Introduction
This overview explains the data integration (a.k.a. extract-transform-load (ETL)) process from a data source to a Kepion SQL database and covers required data integration tools.
Concepts
Each Kepion Application has a SQL database that can be used for data integration. There are three concepts you need to know:
- Data Sources
- Staging Tables
- Target Tables
Data sources
Data sources are where you extract the data you wish to transfer and load it to Kepion databases. Some potential data sources are:
- Excel Workbooks
- SQL databases
Staging tables
Staging tables are an intermediate workspace for data processing before loading your data to your target tables. Typically, staging tables are truncated when the data integration process runs (i.e., data is cleared) before they are populated with the loading data.
Dimension staging tables
Includes tables starting with DS_ (Dimension Staging) and DSE_ (Dimension Staging Error). These tables are used in conjunction with the Dimension data loading Stored Procedure (SP):
[dbo].[sp_Load_Dimension_From_Staging]
Attention: You must go through the dimension loading process to update your dimension data. This process ensures Dimension MemberIds remain consistent with your solution's assets (e.g., forms, rules, etc.).
Model staging tables
Includes tables starting with Staging_F. These tables are pre-created for convenience but optional in data integration. You can also use the target F_ (Model/Fact) tables directly. Be aware that changes made to an F_ table will impact the Application.
Target tables
The target tables hold the solution's data. There are three types of target tables: Dimension, Hierarchy, and Model.

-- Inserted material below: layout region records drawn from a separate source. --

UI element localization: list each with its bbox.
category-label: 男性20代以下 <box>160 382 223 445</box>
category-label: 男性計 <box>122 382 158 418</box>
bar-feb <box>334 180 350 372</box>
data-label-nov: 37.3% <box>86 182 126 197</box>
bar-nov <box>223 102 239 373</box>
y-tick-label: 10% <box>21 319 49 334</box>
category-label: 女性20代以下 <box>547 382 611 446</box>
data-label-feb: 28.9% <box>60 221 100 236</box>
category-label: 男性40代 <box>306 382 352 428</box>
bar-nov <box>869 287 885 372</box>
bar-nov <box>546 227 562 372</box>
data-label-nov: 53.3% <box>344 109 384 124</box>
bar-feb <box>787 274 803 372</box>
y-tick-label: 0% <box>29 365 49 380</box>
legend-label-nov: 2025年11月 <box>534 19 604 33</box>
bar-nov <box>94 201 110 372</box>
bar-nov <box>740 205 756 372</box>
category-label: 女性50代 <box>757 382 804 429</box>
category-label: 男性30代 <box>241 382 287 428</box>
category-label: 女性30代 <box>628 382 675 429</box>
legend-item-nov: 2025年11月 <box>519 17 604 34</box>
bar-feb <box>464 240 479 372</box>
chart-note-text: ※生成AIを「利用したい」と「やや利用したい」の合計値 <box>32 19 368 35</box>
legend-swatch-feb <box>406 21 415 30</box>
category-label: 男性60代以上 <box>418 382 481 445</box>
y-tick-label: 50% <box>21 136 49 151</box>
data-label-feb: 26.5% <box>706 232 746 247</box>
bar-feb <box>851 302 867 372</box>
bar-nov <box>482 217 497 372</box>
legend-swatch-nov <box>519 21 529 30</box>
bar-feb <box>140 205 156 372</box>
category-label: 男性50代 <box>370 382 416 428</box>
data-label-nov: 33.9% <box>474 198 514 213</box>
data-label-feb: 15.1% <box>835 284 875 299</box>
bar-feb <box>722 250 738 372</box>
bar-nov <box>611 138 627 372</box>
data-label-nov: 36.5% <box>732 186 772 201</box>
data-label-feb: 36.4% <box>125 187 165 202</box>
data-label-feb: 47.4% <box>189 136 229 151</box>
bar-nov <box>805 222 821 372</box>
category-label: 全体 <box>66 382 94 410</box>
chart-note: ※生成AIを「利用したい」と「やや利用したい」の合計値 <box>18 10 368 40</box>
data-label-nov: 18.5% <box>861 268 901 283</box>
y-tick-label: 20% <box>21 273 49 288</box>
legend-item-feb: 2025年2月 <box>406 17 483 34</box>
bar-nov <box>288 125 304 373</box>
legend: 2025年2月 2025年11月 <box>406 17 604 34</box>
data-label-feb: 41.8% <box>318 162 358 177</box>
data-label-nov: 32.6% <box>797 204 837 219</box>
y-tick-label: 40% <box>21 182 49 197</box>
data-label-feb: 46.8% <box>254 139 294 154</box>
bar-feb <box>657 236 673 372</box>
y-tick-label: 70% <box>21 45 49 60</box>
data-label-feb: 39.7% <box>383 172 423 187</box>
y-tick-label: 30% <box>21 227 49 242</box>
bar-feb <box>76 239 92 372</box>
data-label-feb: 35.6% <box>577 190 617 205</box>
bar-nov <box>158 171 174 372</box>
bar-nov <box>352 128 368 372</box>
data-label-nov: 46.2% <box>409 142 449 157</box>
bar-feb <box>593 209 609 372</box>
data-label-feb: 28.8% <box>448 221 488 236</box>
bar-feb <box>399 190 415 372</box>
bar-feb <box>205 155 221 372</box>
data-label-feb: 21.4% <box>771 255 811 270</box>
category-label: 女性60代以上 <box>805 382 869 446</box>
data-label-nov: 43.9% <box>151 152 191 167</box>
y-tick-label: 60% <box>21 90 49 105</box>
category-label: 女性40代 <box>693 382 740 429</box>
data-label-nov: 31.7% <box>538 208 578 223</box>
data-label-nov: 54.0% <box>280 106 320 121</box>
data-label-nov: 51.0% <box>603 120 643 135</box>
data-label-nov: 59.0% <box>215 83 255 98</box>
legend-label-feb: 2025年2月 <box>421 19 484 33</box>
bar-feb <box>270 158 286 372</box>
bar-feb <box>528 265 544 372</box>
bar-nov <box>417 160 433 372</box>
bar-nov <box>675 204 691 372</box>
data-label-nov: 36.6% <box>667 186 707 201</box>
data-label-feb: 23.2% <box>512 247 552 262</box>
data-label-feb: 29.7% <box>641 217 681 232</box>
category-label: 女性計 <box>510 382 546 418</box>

Note: Model data are structured in a star schema. The F_ table contains hierarchy keys referencing H_ tables, which have dimension keys referencing D_ tables.
Dimension tables
Includes any table that begins with D_ or DO_. The D_ tables store the list of dimension members; the DO_ tables store the ordering information of the dimension members.
Attention: Avoid truncating records in the D_ table as you may lose MemberIds. However, if there are no fact records or assets (e.g., forms, rules, etc.) tied to the MemberIds, there is no concern.
Hierarchy tables (a.k.a. member lists)
Includes any table that begins with H_ or HO_. The H_ tables store a subset of a D_ table's dimension members and any Parent-Child (PC) relationships. The HO_ tables store the hierarchy members' ordering information.
Note: Each PC hierarchy (i.e., member List in Hierarchy mode) has a V_H_ view and SysCache_V_H table to optimize application performance. When updating H_ tables, truncate SysCache_V_H_ and re-insert the records from V_H_.
Model tables (a.k.a. Fact tables)
Includes any table that begins with F_. The F_ table stores all of a model's fact records. There are two types of F_ tables that can belong to a model:
- Writeback – Stores data that will change based on user input. For example, user-entered forecast records are stored in the Writeback table.
- Non-Writeback – Stores all non-user-entered data. For example, actuals are stored in the Actuals table, not the Writeback table.
Tip: The FH_ table is a Model table that logs all user-entered data when the Audit option is enabled. Refer to our audit trail article for more information.
Process
The data integration process occurs in two steps:
- Extracting data from a source system and loading it to staging tables.
- Loading data from the staging tables to target tables.
Tip: Before starting data integration, ensure you have a backup of your application database in case of accidental data updates.
As a rule of thumb, execute data integration in the following order:
Click the links above to view how-to articles on the three data integration steps.
Tools
For data integration tools, we have three recommendations:
Management Studio
SSMS is the essential tool for data integration with Kepion databases. You must have it in order to conduct advanced data integration processes.
Azure Data Factory
ADF, released in 2015, is a serverless data integration service based on Microsoft Azure. ADF has a collection of 'pipelines,' the equivalent to SSIS's project and package structures.
ADF will suit your business if the following applies:
- You have Kepion hosted on the cloud
- Your Kepion cloud is not integrated with your on-premise infrastructure
Pros | Cons |
---|---|
Cloud-integrated and works with most cloud data sources | Pricing scheme can be complex depending on the services your company needs |
No installation, machine, or SQL server required |
Integration Services
Launched in 2005, SSIS has long been the top data integration tool for businesses using Microsoft SQL Server. SSIS combines its functional units of data integration work into 'packages,' which can be run individually or in groups.
SSIS will suit your business if you have Kepion installed on-premises.
Pros | Cons |
---|---|
Easily connects with Microsoft tools | Limited integration with cloud data sources and non-Microsoft tools |
Long-established product | May require additional components and/or licensing |
One-time payment. No subscription or service charges. |
Third-party data integration
Third-party data Integration allows data transfer between Kepion and other applications:
- Kepion enables CData and Skyvia users to configure processes that extract, transform, and load data from an external system into Kepion.